TOKYO (Reuters) – The Japanese government is seeking to extend a state of emergency in Tokyo and three other areas until the end of May, in an effort to curb a surge in coronavirus cases with fewer than three months before the start of the Tokyo Olympics.
Japan had hoped a “short and powerful” state of emergency would contain a fourth wave of infections, but Economy Minister Yasutoshi Nishimura said new cases in Tokyo and Osaka are still at a high level.
Extending the state of emergency to May 31 leaves a margin of less than two months before the Games, which are due to start on July 23 after being postponed by a year over the pandemic.
“Osaka particularly is in quite a dangerous situation,” Nishimura said at the start of a meeting with a panel of experts.
Aichi and Fukuoka prefectures will also be newly added to the areas under the state of emergency, while the northern island of Hokkaido and two other areas will be added to regions with a “quasi state of emergency.”

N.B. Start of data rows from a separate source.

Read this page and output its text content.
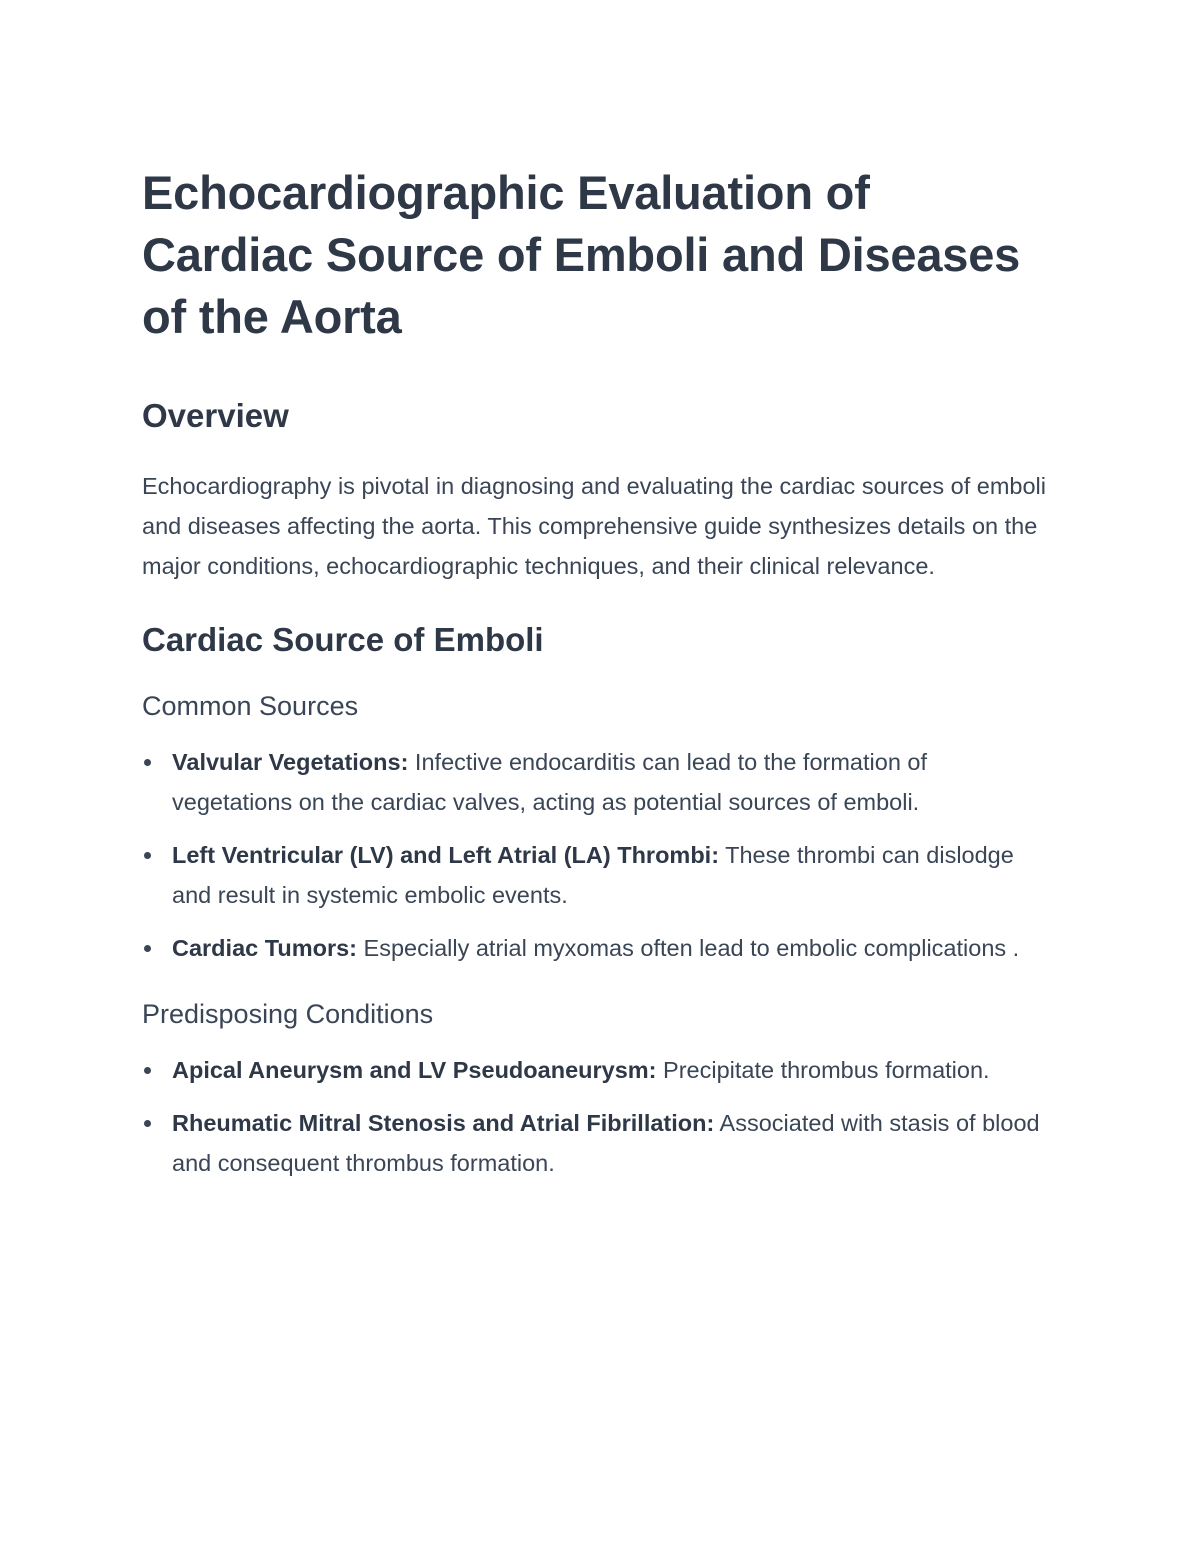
Echocardiographic Evaluation of Cardiac Source of Emboli and Diseases of the Aorta
Overview

Echocardiography is pivotal in diagnosing and evaluating the cardiac sources of emboli and diseases affecting the aorta. This comprehensive guide synthesizes details on the major conditions, echocardiographic techniques, and their clinical relevance.

Cardiac Source of Emboli
Common Sources
Valvular Vegetations: Infective endocarditis can lead to the formation of vegetations on the cardiac valves, acting as potential sources of emboli.
Left Ventricular (LV) and Left Atrial (LA) Thrombi: These thrombi can dislodge and result in systemic embolic events.
Cardiac Tumors: Especially atrial myxomas often lead to embolic complications .
Predisposing Conditions
Apical Aneurysm and LV Pseudoaneurysm: Precipitate thrombus formation.
Rheumatic Mitral Stenosis and Atrial Fibrillation: Associated with stasis of blood and consequent thrombus formation.
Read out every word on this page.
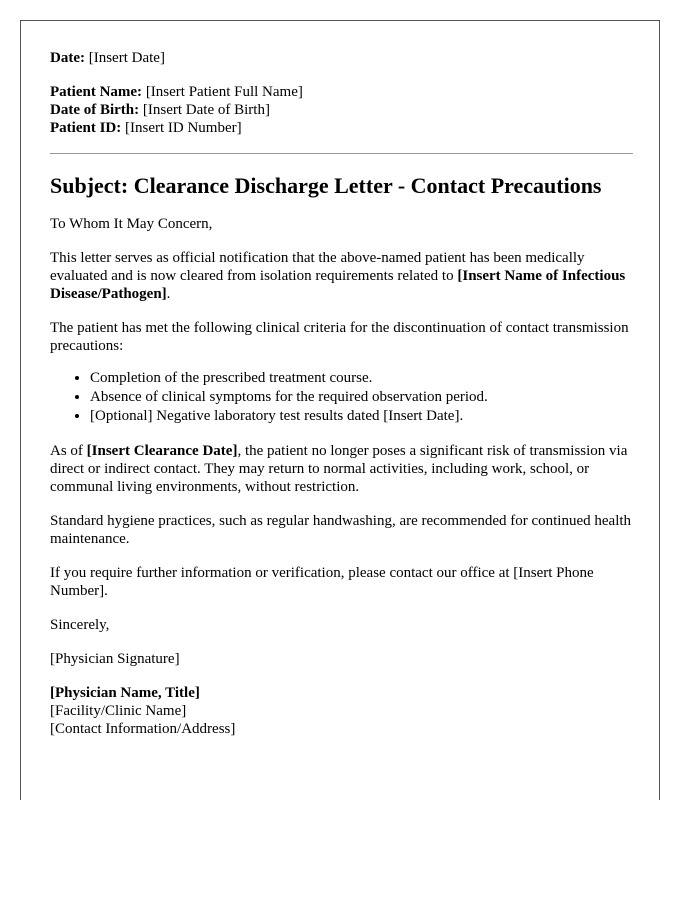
Date: [Insert Date]
Patient Name: [Insert Patient Full Name]
Date of Birth: [Insert Date of Birth]
Patient ID: [Insert ID Number]
Subject: Clearance Discharge Letter - Contact Precautions

To Whom It May Concern,

This letter serves as official notification that the above-named patient has been medically evaluated and is now cleared from isolation requirements related to [Insert Name of Infectious Disease/Pathogen].

The patient has met the following clinical criteria for the discontinuation of contact transmission precautions:

• Completion of the prescribed treatment course.
• Absence of clinical symptoms for the required observation period.
• [Optional] Negative laboratory test results dated [Insert Date].

As of [Insert Clearance Date], the patient no longer poses a significant risk of transmission via direct or indirect contact. They may return to normal activities, including work, school, or communal living environments, without restriction.

Standard hygiene practices, such as regular handwashing, are recommended for continued health maintenance.

If you require further information or verification, please contact our office at [Insert Phone Number].

Sincerely,

[Physician Signature]

[Physician Name, Title]

[Facility/Clinic Name]

[Contact Information/Address]
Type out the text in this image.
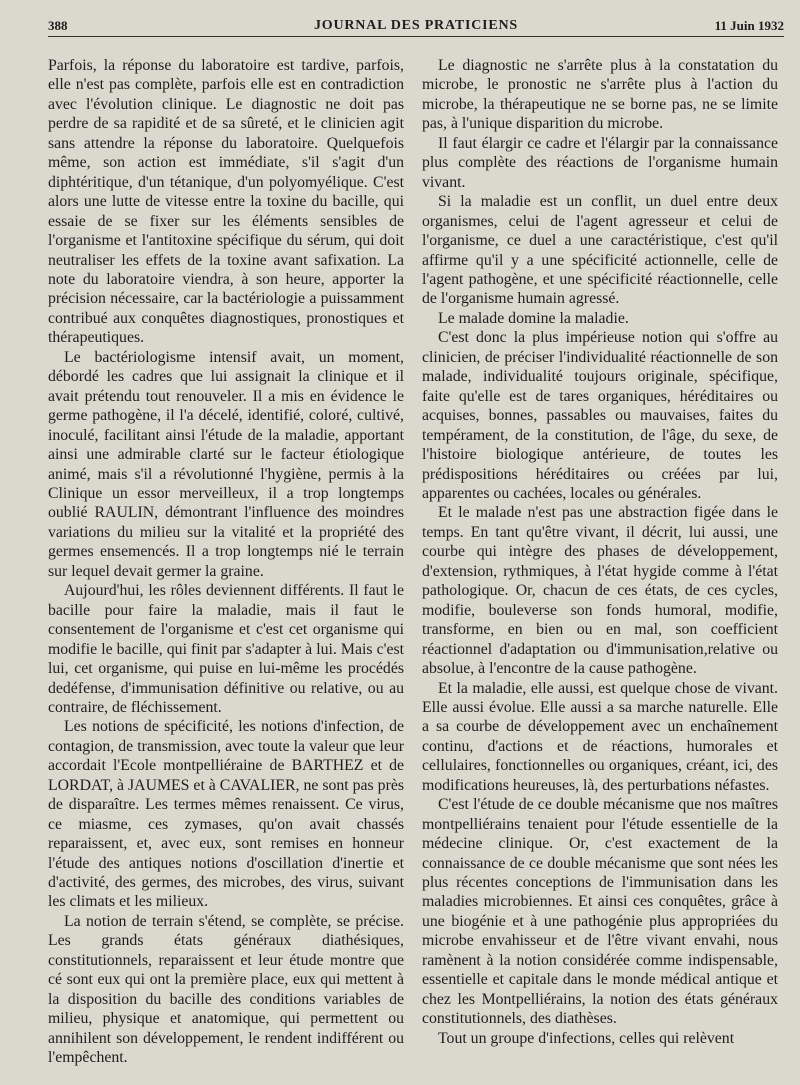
388	JOURNAL DES PRATICIENS	11 Juin 1932

Parfois, la réponse du laboratoire est tardive, parfois, elle n'est pas complète, parfois elle est en contradiction avec l'évolution clinique. Le diagnostic ne doit pas perdre de sa rapidité et de sa sûreté, et le clinicien agit sans attendre la réponse du laboratoire. Quelquefois même, son action est immédiate, s'il s'agit d'un diphtéritique, d'un tétanique, d'un polyomyélique. C'est alors une lutte de vitesse entre la toxine du bacille, qui essaie de se fixer sur les éléments sensibles de l'organisme et l'antitoxine spécifique du sérum, qui doit neutraliser les effets de la toxine avant safixation. La note du laboratoire viendra, à son heure, apporter la précision nécessaire, car la bactériologie a puissamment contribué aux conquêtes diagnostiques, pronostiques et thérapeutiques.

Le bactériologisme intensif avait, un moment, débordé les cadres que lui assignait la clinique et il avait prétendu tout renouveler. Il a mis en évidence le germe pathogène, il l'a décelé, identifié, coloré, cultivé, inoculé, facilitant ainsi l'étude de la maladie, apportant ainsi une admirable clarté sur le facteur étiologique animé, mais s'il a révolutionné l'hygiène, permis à la Clinique un essor merveilleux, il a trop longtemps oublié RAULIN, démontrant l'influence des moindres variations du milieu sur la vitalité et la propriété des germes ensemencés. Il a trop longtemps nié le terrain sur lequel devait germer la graine.

Aujourd'hui, les rôles deviennent différents. Il faut le bacille pour faire la maladie, mais il faut le consentement de l'organisme et c'est cet organisme qui modifie le bacille, qui finit par s'adapter à lui. Mais c'est lui, cet organisme, qui puise en lui-même les procédés dedéfense, d'immunisation définitive ou relative, ou au contraire, de fléchissement.

Les notions de spécificité, les notions d'infection, de contagion, de transmission, avec toute la valeur que leur accordait l'Ecole montpelliéraine de BARTHEZ et de LORDAT, à JAUMES et à CAVALIER, ne sont pas près de disparaître. Les termes mêmes renaissent. Ce virus, ce miasme, ces zymases, qu'on avait chassés reparaissent, et, avec eux, sont remises en honneur l'étude des antiques notions d'oscillation d'inertie et d'activité, des germes, des microbes, des virus, suivant les climats et les milieux.

La notion de terrain s'étend, se complète, se précise. Les grands états généraux diathésiques, constitutionnels, reparaissent et leur étude montre que cé sont eux qui ont la première place, eux qui mettent à la disposition du bacille des conditions variables de milieu, physique et anatomique, qui permettent ou annihilent son développement, le rendent indifférent ou l'empêchent.

Le diagnostic ne s'arrête plus à la constatation du microbe, le pronostic ne s'arrête plus à l'action du microbe, la thérapeutique ne se borne pas, ne se limite pas, à l'unique disparition du microbe.

Il faut élargir ce cadre et l'élargir par la connaissance plus complète des réactions de l'organisme humain vivant.

Si la maladie est un conflit, un duel entre deux organismes, celui de l'agent agresseur et celui de l'organisme, ce duel a une caractéristique, c'est qu'il affirme qu'il y a une spécificité actionnelle, celle de l'agent pathogène, et une spécificité réactionnelle, celle de l'organisme humain agressé.

Le malade domine la maladie.

C'est donc la plus impérieuse notion qui s'offre au clinicien, de préciser l'individualité réactionnelle de son malade, individualité toujours originale, spécifique, faite qu'elle est de tares organiques, héréditaires ou acquises, bonnes, passables ou mauvaises, faites du tempérament, de la constitution, de l'âge, du sexe, de l'histoire biologique antérieure, de toutes les prédispositions héréditaires ou créées par lui, apparentes ou cachées, locales ou générales.

Et le malade n'est pas une abstraction figée dans le temps. En tant qu'être vivant, il décrit, lui aussi, une courbe qui intègre des phases de développement, d'extension, rythmiques, à l'état hygide comme à l'état pathologique. Or, chacun de ces états, de ces cycles, modifie, bouleverse son fonds humoral, modifie, transforme, en bien ou en mal, son coefficient réactionnel d'adaptation ou d'immunisation,relative ou absolue, à l'encontre de la cause pathogène.

Et la maladie, elle aussi, est quelque chose de vivant. Elle aussi évolue. Elle aussi a sa marche naturelle. Elle a sa courbe de développement avec un enchaînement continu, d'actions et de réactions, humorales et cellulaires, fonctionnelles ou organiques, créant, ici, des modifications heureuses, là, des perturbations néfastes.

C'est l'étude de ce double mécanisme que nos maîtres montpelliérains tenaient pour l'étude essentielle de la médecine clinique. Or, c'est exactement de la connaissance de ce double mécanisme que sont nées les plus récentes conceptions de l'immunisation dans les maladies microbiennes. Et ainsi ces conquêtes, grâce à une biogénie et à une pathogénie plus appropriées du microbe envahisseur et de l'être vivant envahi, nous ramènent à la notion considérée comme indispensable, essentielle et capitale dans le monde médical antique et chez les Montpelliérains, la notion des états généraux constitutionnels, des diathèses.

Tout un groupe d'infections, celles qui relèvent
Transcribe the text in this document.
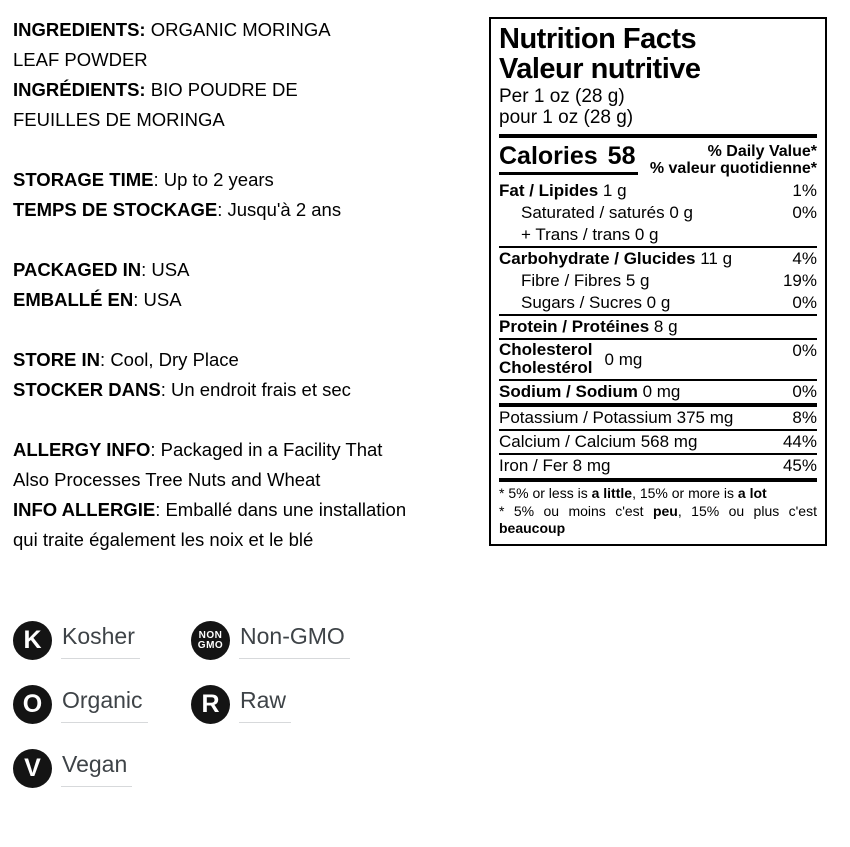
INGREDIENTS: ORGANIC MORINGA
LEAF POWDER
INGRÉDIENTS: BIO POUDRE DE
FEUILLES DE MORINGA
STORAGE TIME: Up to 2 years
TEMPS DE STOCKAGE: Jusqu'à 2 ans
PACKAGED IN: USA
EMBALLÉ EN: USA
STORE IN: Cool, Dry Place
STOCKER DANS: Un endroit frais et sec
ALLERGY INFO: Packaged in a Facility That
Also Processes Tree Nuts and Wheat
INFO ALLERGIE: Emballé dans une installation
qui traite également les noix et le blé
Nutrition Facts
Valeur nutritive
Per 1 oz (28 g)
pour 1 oz (28 g)
Calories 58	% Daily Value*
% valeur quotidienne*
Fat / Lipides 1 g	1%
Saturated / saturés 0 g	0%
+ Trans / trans 0 g
Carbohydrate / Glucides 11 g	4%
Fibre / Fibres 5 g	19%
Sugars / Sucres 0 g	0%
Protein / Protéines 8 g
Cholesterol
Cholestérol 0 mg	0%
Sodium / Sodium 0 mg	0%
Potassium / Potassium 375 mg	8%
Calcium / Calcium 568 mg	44%
Iron / Fer 8 mg	45%
* 5% or less is a little, 15% or more is a lot
* 5% ou moins c'est peu, 15% ou plus c'est beaucoup
K Kosher	NON
GMO Non-GMO
O Organic R Raw
V Vegan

Under the extended state of emergency, bars, restaurants, karaoke parlours and other places serving alcohol will be asked to close and people are being asked to continue to avoid unnecessary trips outside their homes.
The proposed measures are expected to be approved later on Friday.
Japan has not suffered as badly from the virus as other nations, but its vaccination campaign is lagging badly, with even many elderly people still waiting for inoculations.
Still, Japan and the International Olympic Committee (IOC) insist the Olympics will go on, although foreign spectators have been banned. A decision on domestic spectators has yet to be reached.
The governor of southwestern Fukuoka prefecture was quoted by Jiji news agency as saying late on Thursday that it could be “difficult” to hold the Olympic torch relay there under a state of emergency. The torch relay is set to take place there on May 11 and 12.